From Publishers Weekly
Near the start of Cannell's witty 13th Ellie Haskell mystery (after 2002's
The Importance of Being Ernestine), Ellie's precocious 13-year-old niece, Ariel Hopkins, shows up at the Haskells' house, Merlin Court, one stormy night. Ariel, who's read too many gothic novels, has made her way from far-away Yorkshire, where her father, Tom, and stepmother, Betty, after winning the lottery, bought an Elizabethan mansion dubbed by Ariel "Withering Heights." Ariel claims that her wicked stepmom is obsessed with finding the body of Nigel Gallagher, the mansion's previous owner, whom Betty believes was murdered by his wife, Lady Fiona. Meanwhile, Ellie's oddball housekeeper, Mrs. Malloy, has wanted to mend fences with her estranged sister, Melody Tabby, who happens to live in the same town as the Hopkinses. So Ellie, husband Ben and Mrs. Malloy set off for Yorkshire to return Ariel to her parents and do a bit of investigating. The result is a funny, entertaining puzzler.
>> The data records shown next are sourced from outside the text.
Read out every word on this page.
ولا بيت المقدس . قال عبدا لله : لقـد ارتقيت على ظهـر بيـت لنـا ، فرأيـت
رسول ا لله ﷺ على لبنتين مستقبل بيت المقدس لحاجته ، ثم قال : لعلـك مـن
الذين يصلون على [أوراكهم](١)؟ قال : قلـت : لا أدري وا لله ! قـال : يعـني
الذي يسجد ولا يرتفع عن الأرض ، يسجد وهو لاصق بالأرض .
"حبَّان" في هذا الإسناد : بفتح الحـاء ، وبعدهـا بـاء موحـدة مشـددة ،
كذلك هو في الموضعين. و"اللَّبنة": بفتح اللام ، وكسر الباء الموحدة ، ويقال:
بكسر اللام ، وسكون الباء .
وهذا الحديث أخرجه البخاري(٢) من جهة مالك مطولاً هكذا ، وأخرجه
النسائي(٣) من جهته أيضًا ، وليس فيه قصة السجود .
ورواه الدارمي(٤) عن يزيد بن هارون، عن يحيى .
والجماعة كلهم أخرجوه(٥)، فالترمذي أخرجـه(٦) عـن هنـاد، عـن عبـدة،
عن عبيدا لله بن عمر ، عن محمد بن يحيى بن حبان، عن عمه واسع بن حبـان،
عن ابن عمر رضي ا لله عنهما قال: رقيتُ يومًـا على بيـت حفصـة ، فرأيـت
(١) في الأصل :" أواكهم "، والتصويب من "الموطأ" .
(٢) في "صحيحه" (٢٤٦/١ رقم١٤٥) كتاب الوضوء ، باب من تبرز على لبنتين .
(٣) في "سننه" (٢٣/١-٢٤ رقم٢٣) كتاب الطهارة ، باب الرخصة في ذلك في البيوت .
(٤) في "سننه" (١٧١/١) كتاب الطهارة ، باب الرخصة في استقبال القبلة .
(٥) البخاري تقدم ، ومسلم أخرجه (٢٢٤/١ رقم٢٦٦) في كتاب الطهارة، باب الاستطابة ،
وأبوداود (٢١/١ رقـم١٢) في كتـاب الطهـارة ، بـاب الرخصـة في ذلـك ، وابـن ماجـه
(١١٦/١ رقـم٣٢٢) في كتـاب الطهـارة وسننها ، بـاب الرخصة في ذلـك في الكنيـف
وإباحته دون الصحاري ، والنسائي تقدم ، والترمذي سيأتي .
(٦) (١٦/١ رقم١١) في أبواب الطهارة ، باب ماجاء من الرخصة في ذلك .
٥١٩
(Apr.) Copyright © Reed Business Information, a division of Reed Elsevier Inc. All rights reserved.
From Booklist
Ellie and Ben Haskell, along with their employee Mrs. Malloy, travel to Cragstone House in Yorkshire after Ariel Hopkins, daughter of Ben's cousin, Tom, asks for Ellie's help in investigating the strange, somewhat ghostly goings-on at the gothic manor. Tom and his wife, Betty, recently purchased the manor from the financially strapped Lady Fiona after they won the lottery. Betty is convinced Lady Fiona murdered her husband, who has disappeared. With the cook laid up with an injured ankle, Ben takes over the cooking, and Ellie handles the investigating. Ellie's life becomes more complicated when Ben meets up with an old girlfriend, and it seems the flame has been rekindled. Humor, quirky characters, and gothic underpinnings add to this eleventh in a series that will appeal to fans of Nancy Atherton's Aunt Dimity series, another family-centered British cozy.